Cédric Pescia (born 1976) is a pianist. He is a dual citizen of France and Switzerland.

==Biography==
Pescia studied at the Conservatoire de Musique in Lausanne, the Conservatoire de Musique in Geneva, the Universität der Künste in Berlin, and the International Piano Academy Lake Como in Italy.

==Career==
Cédric Pescia won First Prize at the 2002 Gina Bachauer International Artists Piano Competition, and has toured throughout Europe, South America, and the USA. He is a founding member and the artistic director of the Lausanne chamber music series Ensemble en Scène.
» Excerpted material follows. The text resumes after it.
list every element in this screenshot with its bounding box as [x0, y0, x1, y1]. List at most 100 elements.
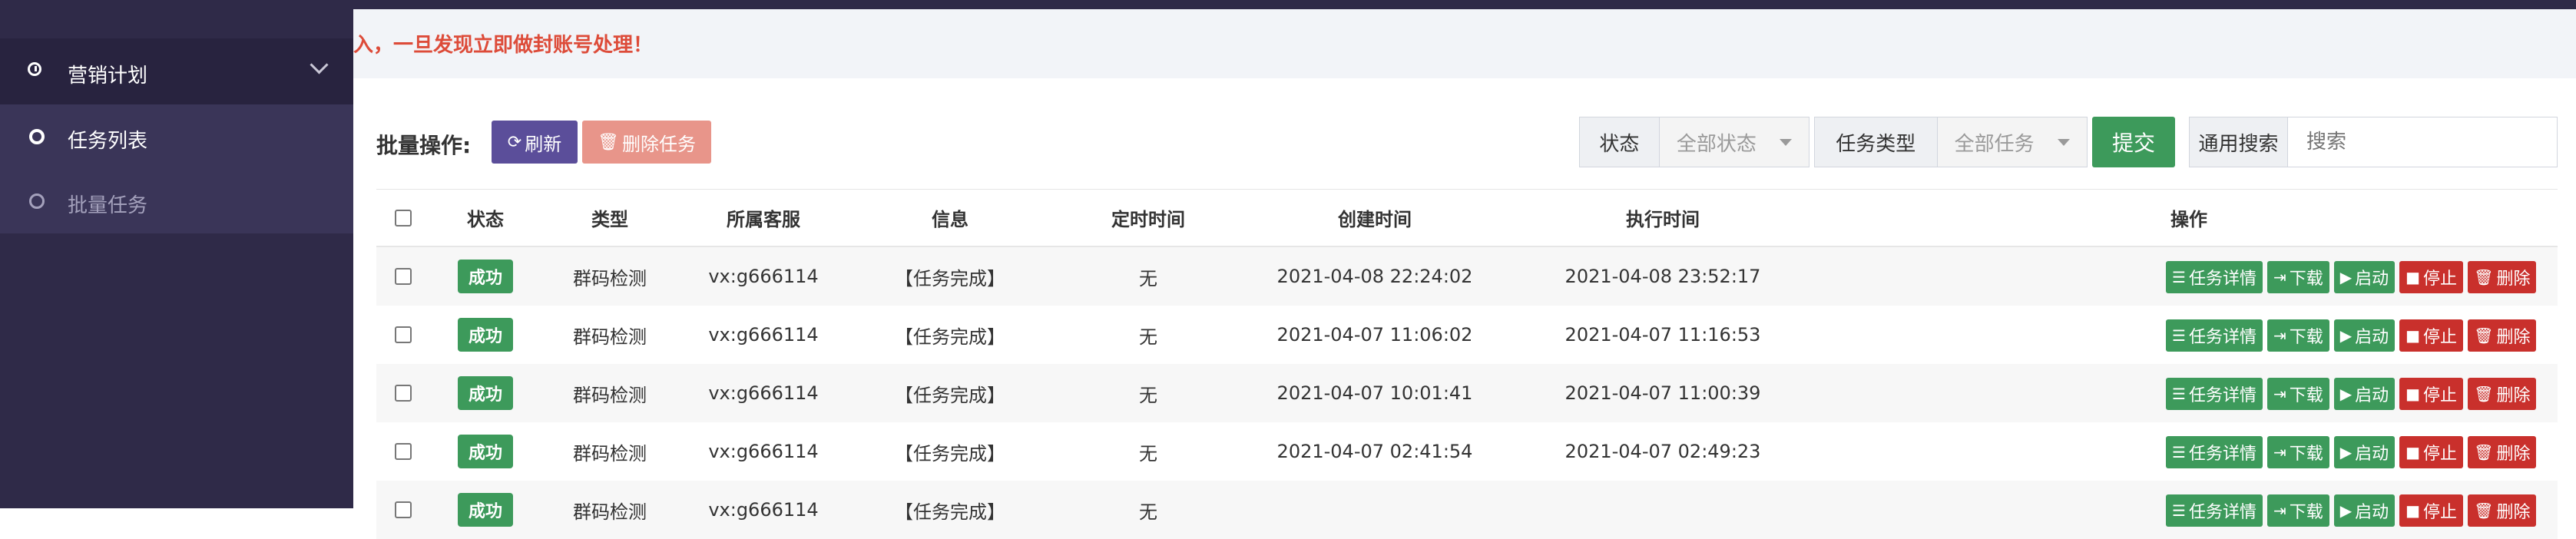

He regularly teaches master classes in the US and Europe, including at the Accademia Pianistica Internazionale “Incontri col Maestro” in Imola, Italy.

==Discography==
- Beethoven: Piano Sonatas Op. 109, 110 & 111 (2009, Claves Records)
- Works by Busoni & Enescu (2008, Claves Records)
- Les Folies françaises (2008, Claves Records)
- R. Schumann: The Complete Works for Piano, Vol.2 (2006, Claves Records)
- Bach: Goldberg Variations (2004, Claves Records)
- J.S. Bach: Die Kunst der Fuge, BWV 1080 (2014, æon)

Pescia's recordings have received favorable reviews. International Record Review called Pescia's first album an “impressive début,” and Le Temps said “his first record is a master stroke.” Gramophone called Pescia an “outstandingly gifted pianist” and his recording of Schumann's complete works “vivacious, lucid and affectionate.”